Meetings are a regular part of business. There are meetings with your team, meetings with your subordinates, meetings with your seniors, meetings with board members and so on. Another kind of meeting that requires different strategies and talent is the sales meeting. There is a special way to participate in business meetings with prospective clients and where you are trying to finalise a sale. So you could be a pro at meetings involving your own co-workers but not so confident at handling things outside.
Here are 5 tips to get you ready for your next sales meeting:
- Gather background information: Whenever you make a sales call, it helps to know your prospect. Do your research with the help of the Internet, your network and anything else you can get your hands on. By the time you reach the meeting, you should be familiar with the person’s company and have an idea about his or her needs and wants so that you can address them. How can your product or service create a difference for the prospective client? Be prepared.

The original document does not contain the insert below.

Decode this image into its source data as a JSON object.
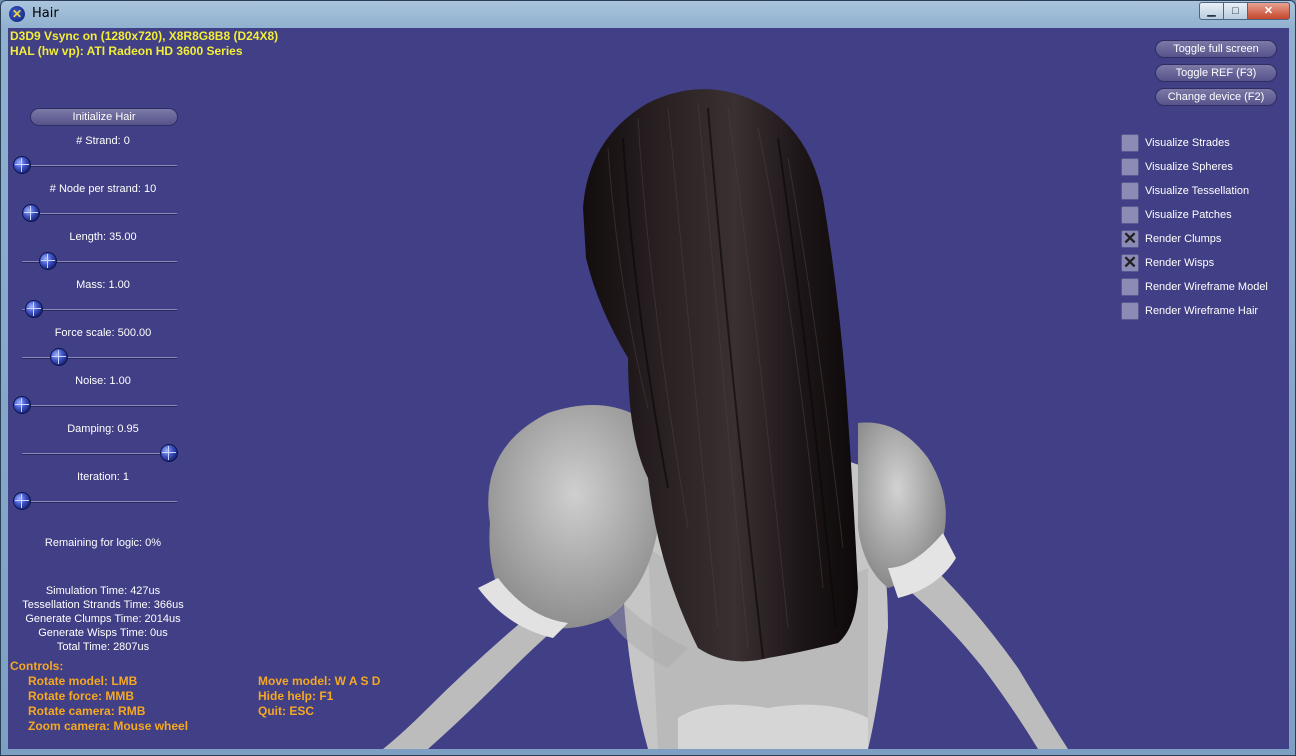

- Set a clear objective: When you walk into a sales meeting, you should ask yourself how your time spent there will increase your sales. To avoid frustration and a waste of time, have your detailed answer ready. The objective should be specific. For example, you could decide to use the meeting to teach sales representatives about Product X. And success could be attained if 90% of the representatives reach your target sales quota within the quarter. Your job is to let everybody at the meeting know exactly what the goal is. Awareness and understanding are important.
- Ask qualifying questions: There’s a difference between pitching to a prospect and holding a sales meeting with him. The meeting is supposed to be a conversation – so you shouldn’t be the only one talking. While you intelligently steer the discussion toward his/her organisation’s needs and possible solutions, you need to make sure that it brings results. Listen well and ask good questions. For instance, you should find out who will be making the final decision on the sale.
- Prepare high-quality material: The printed tools that you carry into your sales meeting should be of high quality. That means that the business cards, brochures, stationery and estimate sheets should all be immaculate. Check for writing quality. Is the grammar and spelling all fine? Do you see anything that could read better? Fix it. How about the colours, typeface and design? Pay attention to every detail because you do not want to lose out to fellow contenders because of unattractive, uninformative materials.
- Share case histories: Stories that demonstrate the ways that you and your team have successfully met client needs should be presented at the meeting. Whether you are employing the use of a long slide presentation or talking through most of it, keep more than two case histories at hand. Never directly criticise a competitor but tactfully point out how you can do things better in the case at hand. Tell the story with a focus on your company’s strengths and the benefits your clients enjoy.
Remember, the sales meeting is where you position yourself and your company in a field full of players. So let the conversation be your best.